5. Museo Arqueológico Nacional
One of the main reasons for visiting the National archaeological museum is the replica of the prehistoric Altamira cave in Santander. The Altamira cave in Santander was a prehistoric cave, now a World heritage site for which you have to wait at least a year to visit it and only with a permit, which is not necessarily granted. Even this replica is one of the most popular tourist sites in Madrid. Despite the fact that this original site is not famous in Britain it is one of the most important sites of prehistoric cave paintings in the world. In the original cave the paintings are over 14,000 years old, they are red ochre and edged in black.
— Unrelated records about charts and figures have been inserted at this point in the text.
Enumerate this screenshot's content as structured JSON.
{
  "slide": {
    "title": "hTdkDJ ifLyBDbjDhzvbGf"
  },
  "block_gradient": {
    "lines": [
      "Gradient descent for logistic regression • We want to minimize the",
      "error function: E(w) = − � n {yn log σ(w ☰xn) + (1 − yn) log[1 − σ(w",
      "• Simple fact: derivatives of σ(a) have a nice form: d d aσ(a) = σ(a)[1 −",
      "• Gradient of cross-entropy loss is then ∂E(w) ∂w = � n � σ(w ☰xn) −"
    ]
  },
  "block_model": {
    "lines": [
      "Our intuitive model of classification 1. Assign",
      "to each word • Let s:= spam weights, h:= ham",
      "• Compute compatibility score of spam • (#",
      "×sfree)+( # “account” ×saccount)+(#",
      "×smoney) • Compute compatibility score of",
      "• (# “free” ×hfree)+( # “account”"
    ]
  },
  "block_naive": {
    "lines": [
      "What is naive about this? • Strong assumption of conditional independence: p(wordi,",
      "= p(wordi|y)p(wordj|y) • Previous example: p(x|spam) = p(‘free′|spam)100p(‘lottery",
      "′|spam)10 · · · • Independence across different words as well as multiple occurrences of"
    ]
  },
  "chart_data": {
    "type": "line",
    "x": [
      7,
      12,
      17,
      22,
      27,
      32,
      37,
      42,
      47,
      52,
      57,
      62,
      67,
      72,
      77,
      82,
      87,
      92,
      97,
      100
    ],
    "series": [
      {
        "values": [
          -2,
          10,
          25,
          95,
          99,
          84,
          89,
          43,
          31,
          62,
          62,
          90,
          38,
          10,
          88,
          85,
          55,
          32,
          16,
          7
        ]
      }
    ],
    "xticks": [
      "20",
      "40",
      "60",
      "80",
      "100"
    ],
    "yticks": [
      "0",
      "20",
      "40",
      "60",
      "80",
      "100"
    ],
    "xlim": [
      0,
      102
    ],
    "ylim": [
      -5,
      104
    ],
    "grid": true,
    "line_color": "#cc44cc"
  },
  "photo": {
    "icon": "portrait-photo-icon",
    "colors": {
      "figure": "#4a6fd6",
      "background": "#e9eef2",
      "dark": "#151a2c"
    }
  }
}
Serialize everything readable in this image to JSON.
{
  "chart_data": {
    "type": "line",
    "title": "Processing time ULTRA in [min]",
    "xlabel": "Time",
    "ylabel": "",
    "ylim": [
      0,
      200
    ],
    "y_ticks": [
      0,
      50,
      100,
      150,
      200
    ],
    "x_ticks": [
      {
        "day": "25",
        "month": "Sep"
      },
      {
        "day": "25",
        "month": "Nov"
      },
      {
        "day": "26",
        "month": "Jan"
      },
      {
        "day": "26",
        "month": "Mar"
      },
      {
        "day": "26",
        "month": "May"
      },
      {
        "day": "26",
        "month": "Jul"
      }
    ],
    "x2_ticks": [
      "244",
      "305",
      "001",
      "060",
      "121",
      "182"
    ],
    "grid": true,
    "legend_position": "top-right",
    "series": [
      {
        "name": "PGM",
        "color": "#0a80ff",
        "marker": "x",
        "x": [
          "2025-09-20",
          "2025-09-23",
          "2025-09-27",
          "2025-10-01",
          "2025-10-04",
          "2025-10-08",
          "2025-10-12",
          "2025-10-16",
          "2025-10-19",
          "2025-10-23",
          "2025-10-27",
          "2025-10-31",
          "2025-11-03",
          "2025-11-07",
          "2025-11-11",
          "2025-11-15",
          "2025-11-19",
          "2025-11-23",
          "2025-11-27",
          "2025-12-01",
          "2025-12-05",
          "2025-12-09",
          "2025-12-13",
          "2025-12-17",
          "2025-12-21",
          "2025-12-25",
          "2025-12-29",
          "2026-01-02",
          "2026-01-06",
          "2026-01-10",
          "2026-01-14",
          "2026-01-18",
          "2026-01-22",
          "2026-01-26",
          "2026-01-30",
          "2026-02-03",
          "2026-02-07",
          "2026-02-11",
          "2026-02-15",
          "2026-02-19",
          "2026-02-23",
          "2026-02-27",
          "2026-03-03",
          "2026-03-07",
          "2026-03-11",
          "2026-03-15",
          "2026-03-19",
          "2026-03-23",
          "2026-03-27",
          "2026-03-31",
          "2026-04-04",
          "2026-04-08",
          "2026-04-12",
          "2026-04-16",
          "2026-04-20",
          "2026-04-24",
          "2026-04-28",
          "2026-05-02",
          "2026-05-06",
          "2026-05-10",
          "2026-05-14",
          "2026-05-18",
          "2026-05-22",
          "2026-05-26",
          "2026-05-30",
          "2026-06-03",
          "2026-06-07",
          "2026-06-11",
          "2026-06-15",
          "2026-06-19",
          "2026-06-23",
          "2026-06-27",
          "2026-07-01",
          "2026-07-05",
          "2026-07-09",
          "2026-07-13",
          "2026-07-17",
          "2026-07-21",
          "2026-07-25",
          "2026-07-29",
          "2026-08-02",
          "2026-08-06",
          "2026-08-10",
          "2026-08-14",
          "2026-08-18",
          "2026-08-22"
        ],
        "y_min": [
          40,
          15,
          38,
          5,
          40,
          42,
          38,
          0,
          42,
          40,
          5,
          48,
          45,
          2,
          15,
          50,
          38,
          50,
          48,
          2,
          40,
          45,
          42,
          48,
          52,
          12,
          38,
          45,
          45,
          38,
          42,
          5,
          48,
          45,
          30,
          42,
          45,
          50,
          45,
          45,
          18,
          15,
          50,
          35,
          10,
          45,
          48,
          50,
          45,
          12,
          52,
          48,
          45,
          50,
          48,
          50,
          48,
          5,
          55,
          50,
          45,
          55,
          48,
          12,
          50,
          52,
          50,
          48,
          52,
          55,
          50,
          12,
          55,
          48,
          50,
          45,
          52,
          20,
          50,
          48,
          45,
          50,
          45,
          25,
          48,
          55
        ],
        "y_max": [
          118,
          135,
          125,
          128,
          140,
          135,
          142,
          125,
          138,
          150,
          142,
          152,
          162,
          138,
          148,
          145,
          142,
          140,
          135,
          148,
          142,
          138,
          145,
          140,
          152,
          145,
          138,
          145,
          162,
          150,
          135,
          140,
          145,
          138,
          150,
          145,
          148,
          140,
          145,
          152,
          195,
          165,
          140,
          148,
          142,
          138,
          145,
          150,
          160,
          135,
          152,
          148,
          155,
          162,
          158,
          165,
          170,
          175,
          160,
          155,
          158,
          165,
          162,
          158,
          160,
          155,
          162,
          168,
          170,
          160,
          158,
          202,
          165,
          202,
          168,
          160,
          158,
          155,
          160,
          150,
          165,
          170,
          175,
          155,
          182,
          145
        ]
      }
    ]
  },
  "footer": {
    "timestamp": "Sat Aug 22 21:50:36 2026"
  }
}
These paintings of bison have been painstakingly reproduced in the museum and there is a lecture as to how the technique was developed.
6. The Buen Retiro Park
Originally the gardens of the Royal Palace this enormous 350-acre park was once outside the city, but nowadays it is completely within the cities parameter, not far from the El Prado museum. The majority of the Palace was destroyed during the Napoleonic wars and the Park was eventually opened to the public a hundred and fifty years ago. There are a few remaining buildings within the park including the mausoleum of Alfonso XII, and a crystal palace modeled on the Crystal pavilion in London built during the great exhibition. Interestingly enough the park houses the “El Angel Caído”; the fallen angel, the only statue dedicated to Lucifer in the world.
7. El Teleférico de Madrid
This is a cable car that runs from the district of Rosales in the west of the city to a restaurant in the Casa de Campo Park. The 10-minute ride gives great views of Madrid's skyline.